Il y a ensuite le danger américain, danger principal, qui est très divers dans ses manifestations mais dont je ne retiendrai que deux aspects particulièrement pernicieux aujourd’hui : 1) l’espionnage par satellites, patronné par la NSA, dénoncé naguère par Edward Snowden, et 2) l’usage offensif du droit pour torpiller l’élan de firmes étrangères, principalement européennes, à coups d’amendes pharamineuses et de sanctions vexatoires.

A la fin des années 1990, les révélations d’un journaliste écossais, Duncan Campbell, sur le système d’écoute ECHELON ont suscité quelques remous bien vite oubliés, alors que le rapport rédigé par les autorités de l’UE précisait bien que plusieurs entreprises de haute technologie en Europe, principalement en France et en Allemagne, avaient littéralement été pompées et que tout le fruit de leur R&D avait été exploité aux Etats-Unis puis largement commercialisé à un coût très bas puisqu’il n’y avait pas eu d’investissement. En 2013, les révélations du hacker Snowden, tout comme les fuites de Wikileaks diffusées par Assange, ont fait le buzz pendant quelques semaines avant que la pause estivale ne vienne recouvrir d’un pudique silence les rares voix qui s’étaient insurgées contre ces pratiques indignes d’un allié. D’un allié ? Non ! Les Etats-Unis n’ont plus d’alliés depuis la doctrine Clinton, élaborée pendant l’un des mandats de ce président démocrate. Face aux Etats-Unis, selon cette doctrine, il n’y a plus que des « alien audiences » pour lesquelles on ne doit pas entretenir trop de scrupules. Dont acte. L’UE et sa clique dirigeante n’ont pas bougé, n’ont pas élaboré une politique de défense des entreprises européennes. J’espère que l’histoire retiendra cette inactivité préjudiciable comme une haute trahison.

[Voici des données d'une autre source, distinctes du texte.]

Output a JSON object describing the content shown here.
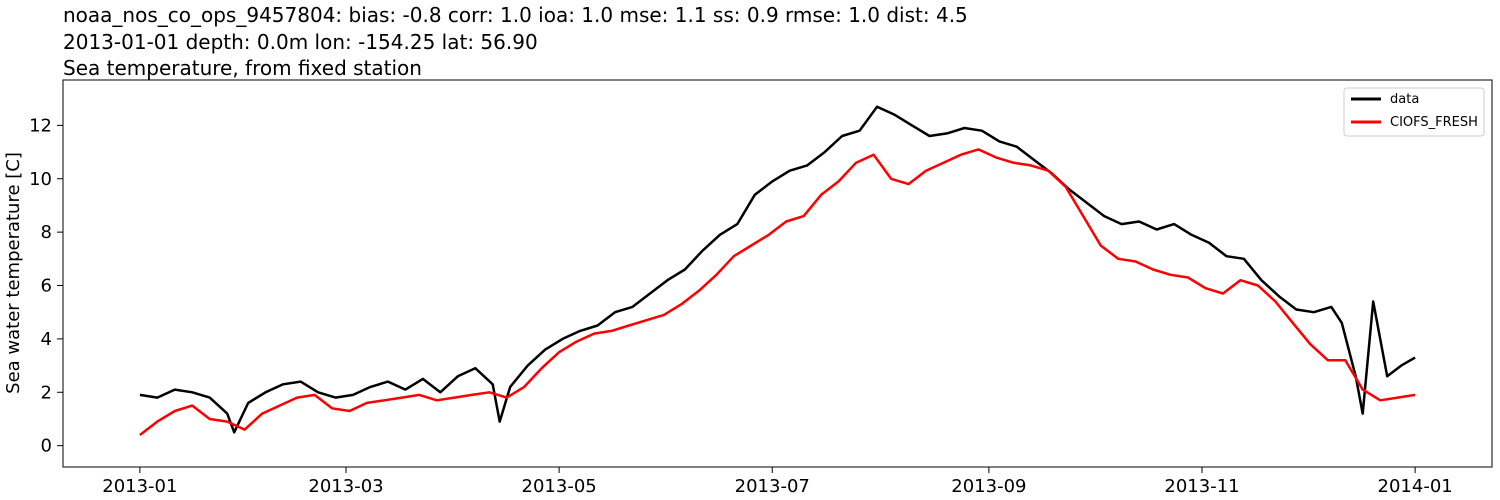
{
  "chart_data": {
    "type": "line",
    "title_lines": [
      "noaa_nos_co_ops_9457804: bias: -0.8  corr: 1.0  ioa: 1.0  mse: 1.1  ss: 0.9  rmse: 1.0  dist: 4.5",
      "2013-01-01 depth: 0.0m lon: -154.25 lat: 56.90",
      "Sea temperature, from fixed station"
    ],
    "xlabel": "",
    "ylabel": "Sea water temperature [C]",
    "x_ticks": [
      "2013-01",
      "2013-03",
      "2013-05",
      "2013-07",
      "2013-09",
      "2013-11",
      "2014-01"
    ],
    "y_ticks": [
      0,
      2,
      4,
      6,
      8,
      10,
      12
    ],
    "xlim": [
      "2012-12-10",
      "2014-01-23"
    ],
    "ylim": [
      -0.8,
      13.7
    ],
    "grid": false,
    "legend_position": "top-right",
    "series": [
      {
        "name": "data",
        "color": "#000000",
        "x": [
          "2013-01-01",
          "2013-01-06",
          "2013-01-11",
          "2013-01-16",
          "2013-01-21",
          "2013-01-26",
          "2013-01-28",
          "2013-02-01",
          "2013-02-06",
          "2013-02-11",
          "2013-02-16",
          "2013-02-21",
          "2013-02-26",
          "2013-03-03",
          "2013-03-08",
          "2013-03-13",
          "2013-03-18",
          "2013-03-23",
          "2013-03-28",
          "2013-04-02",
          "2013-04-07",
          "2013-04-12",
          "2013-04-14",
          "2013-04-17",
          "2013-04-22",
          "2013-04-27",
          "2013-05-02",
          "2013-05-07",
          "2013-05-12",
          "2013-05-17",
          "2013-05-22",
          "2013-05-27",
          "2013-06-01",
          "2013-06-06",
          "2013-06-11",
          "2013-06-16",
          "2013-06-21",
          "2013-06-26",
          "2013-07-01",
          "2013-07-06",
          "2013-07-11",
          "2013-07-16",
          "2013-07-21",
          "2013-07-26",
          "2013-07-31",
          "2013-08-05",
          "2013-08-10",
          "2013-08-15",
          "2013-08-20",
          "2013-08-25",
          "2013-08-30",
          "2013-09-04",
          "2013-09-09",
          "2013-09-14",
          "2013-09-19",
          "2013-09-24",
          "2013-09-29",
          "2013-10-04",
          "2013-10-09",
          "2013-10-14",
          "2013-10-19",
          "2013-10-24",
          "2013-10-29",
          "2013-11-03",
          "2013-11-08",
          "2013-11-13",
          "2013-11-18",
          "2013-11-23",
          "2013-11-28",
          "2013-12-03",
          "2013-12-08",
          "2013-12-11",
          "2013-12-15",
          "2013-12-17",
          "2013-12-20",
          "2013-12-24",
          "2013-12-28",
          "2014-01-01"
        ],
        "y": [
          1.9,
          1.8,
          2.1,
          2.0,
          1.8,
          1.2,
          0.5,
          1.6,
          2.0,
          2.3,
          2.4,
          2.0,
          1.8,
          1.9,
          2.2,
          2.4,
          2.1,
          2.5,
          2.0,
          2.6,
          2.9,
          2.3,
          0.9,
          2.2,
          3.0,
          3.6,
          4.0,
          4.3,
          4.5,
          5.0,
          5.2,
          5.7,
          6.2,
          6.6,
          7.3,
          7.9,
          8.3,
          9.4,
          9.9,
          10.3,
          10.5,
          11.0,
          11.6,
          11.8,
          12.7,
          12.4,
          12.0,
          11.6,
          11.7,
          11.9,
          11.8,
          11.4,
          11.2,
          10.7,
          10.2,
          9.6,
          9.1,
          8.6,
          8.3,
          8.4,
          8.1,
          8.3,
          7.9,
          7.6,
          7.1,
          7.0,
          6.2,
          5.6,
          5.1,
          5.0,
          5.2,
          4.6,
          2.6,
          1.2,
          5.4,
          2.6,
          3.0,
          3.3
        ]
      },
      {
        "name": "CIOFS_FRESH",
        "color": "#ff0000",
        "x": [
          "2013-01-01",
          "2013-01-06",
          "2013-01-11",
          "2013-01-16",
          "2013-01-21",
          "2013-01-26",
          "2013-01-31",
          "2013-02-05",
          "2013-02-10",
          "2013-02-15",
          "2013-02-20",
          "2013-02-25",
          "2013-03-02",
          "2013-03-07",
          "2013-03-12",
          "2013-03-17",
          "2013-03-22",
          "2013-03-27",
          "2013-04-01",
          "2013-04-06",
          "2013-04-11",
          "2013-04-16",
          "2013-04-21",
          "2013-04-26",
          "2013-05-01",
          "2013-05-06",
          "2013-05-11",
          "2013-05-16",
          "2013-05-21",
          "2013-05-26",
          "2013-05-31",
          "2013-06-05",
          "2013-06-10",
          "2013-06-15",
          "2013-06-20",
          "2013-06-25",
          "2013-06-30",
          "2013-07-05",
          "2013-07-10",
          "2013-07-15",
          "2013-07-20",
          "2013-07-25",
          "2013-07-30",
          "2013-08-04",
          "2013-08-09",
          "2013-08-14",
          "2013-08-19",
          "2013-08-24",
          "2013-08-29",
          "2013-09-03",
          "2013-09-08",
          "2013-09-13",
          "2013-09-18",
          "2013-09-23",
          "2013-09-28",
          "2013-10-03",
          "2013-10-08",
          "2013-10-13",
          "2013-10-18",
          "2013-10-23",
          "2013-10-28",
          "2013-11-02",
          "2013-11-07",
          "2013-11-12",
          "2013-11-17",
          "2013-11-22",
          "2013-11-27",
          "2013-12-02",
          "2013-12-07",
          "2013-12-12",
          "2013-12-17",
          "2013-12-22",
          "2013-12-27",
          "2014-01-01"
        ],
        "y": [
          0.4,
          0.9,
          1.3,
          1.5,
          1.0,
          0.9,
          0.6,
          1.2,
          1.5,
          1.8,
          1.9,
          1.4,
          1.3,
          1.6,
          1.7,
          1.8,
          1.9,
          1.7,
          1.8,
          1.9,
          2.0,
          1.8,
          2.2,
          2.9,
          3.5,
          3.9,
          4.2,
          4.3,
          4.5,
          4.7,
          4.9,
          5.3,
          5.8,
          6.4,
          7.1,
          7.5,
          7.9,
          8.4,
          8.6,
          9.4,
          9.9,
          10.6,
          10.9,
          10.0,
          9.8,
          10.3,
          10.6,
          10.9,
          11.1,
          10.8,
          10.6,
          10.5,
          10.3,
          9.7,
          8.6,
          7.5,
          7.0,
          6.9,
          6.6,
          6.4,
          6.3,
          5.9,
          5.7,
          6.2,
          6.0,
          5.4,
          4.6,
          3.8,
          3.2,
          3.2,
          2.1,
          1.7,
          1.8,
          1.9
        ]
      }
    ]
  }
}
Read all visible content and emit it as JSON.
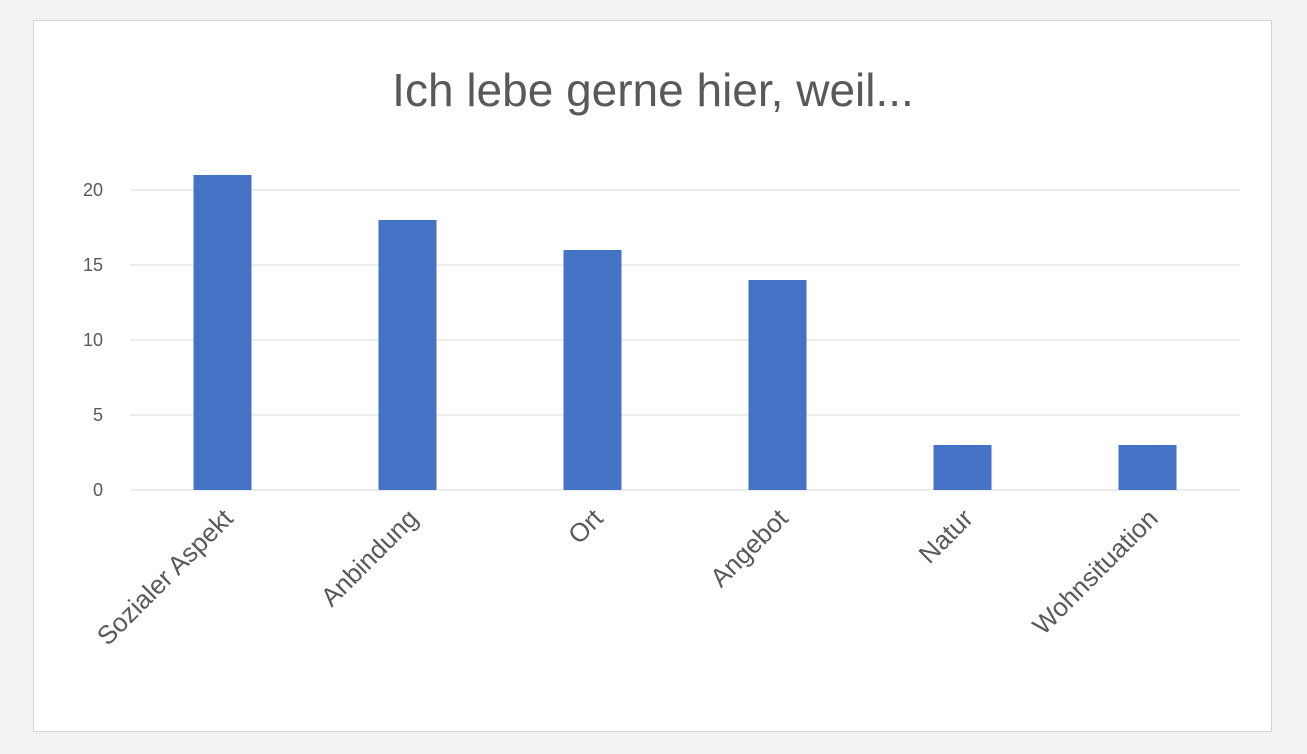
{
  "chart_data": {
    "type": "bar",
    "title": "Ich lebe gerne hier, weil...",
    "categories": [
      "Sozialer Aspekt",
      "Anbindung",
      "Ort",
      "Angebot",
      "Natur",
      "Wohnsituation"
    ],
    "values": [
      21,
      18,
      16,
      14,
      3,
      3
    ],
    "xlabel": "",
    "ylabel": "",
    "ylim": [
      0,
      20
    ],
    "yticks": [
      0,
      5,
      10,
      15,
      20
    ],
    "grid": true,
    "legend": "none",
    "bar_color": "#4472c4",
    "grid_color": "#d9d9d9"
  }
}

alilaidi-droit.jpgAprès le pompage des données sensibles de nos entreprises les plus performantes, qui se poursuit allègrement, sans rencontrer ni critiques ni résistances, une nouvelle arme a été sortie de la panoplie américaine : le droit. Depuis une dizaine d’années, depuis la crise de 2008, de grandes entreprises européennes subissent les foudres des procureurs du département de la Justice américaine et l’assaut des agences de régulations financières. Elles sont accusées de violer les embargos imposés à Cuba, à la Corée du Nord et surtout à l’Iran. Les amendes qu’on leur inflige montent à des millions voire des milliards de dollars. Tour à tour, Siemens, la banque ABN Amro, Technip, la BNP, Alstom, la Société Générale, etc. ont été dans le collimateur ; ces multinationales européennes figurent au top dix des plus lourdes sanctions imposées par Washington, en attendant d’être rejointes demain par Airbus ou de passer sous pavillon américain, écrit Ali Laïdi, chercheur auprès de l’IRIS et spécialiste des guerres économiques. Cette attaque systématique et continue contre nos entreprises est le résultat de la doctrine Clinton, car, depuis qu’elle a été énoncée, les Etats-Unis n’ont plus d’alliés mais se trouvent face à des « cibles étrangères » qu’il convient de viser et de frapper quand elles risquent de dépasser en ampleur leurs équivalentes américaines ou de développer des technologies supérieures à celles créées par leurs concurrentes d’Outre-Atlantique. Les attentats du 11 septembre 2001 contre les tours jumelles à New York ont servi de prétexte, sous Bush II, pour planétariser des lois qui ne s’adressaient, jusqu’alors, qu’aux entreprises et aux citoyens américains. Les terroristes wahhabites ont bon dos : l’action terroriste spectaculaire qu’on leur attribue a permis de lancer une attaque systématique contre le véritable ennemi européen, dont il faut, par la coercition juridique, vassaliser les meilleures entreprises, surtout en Allemagne et en France.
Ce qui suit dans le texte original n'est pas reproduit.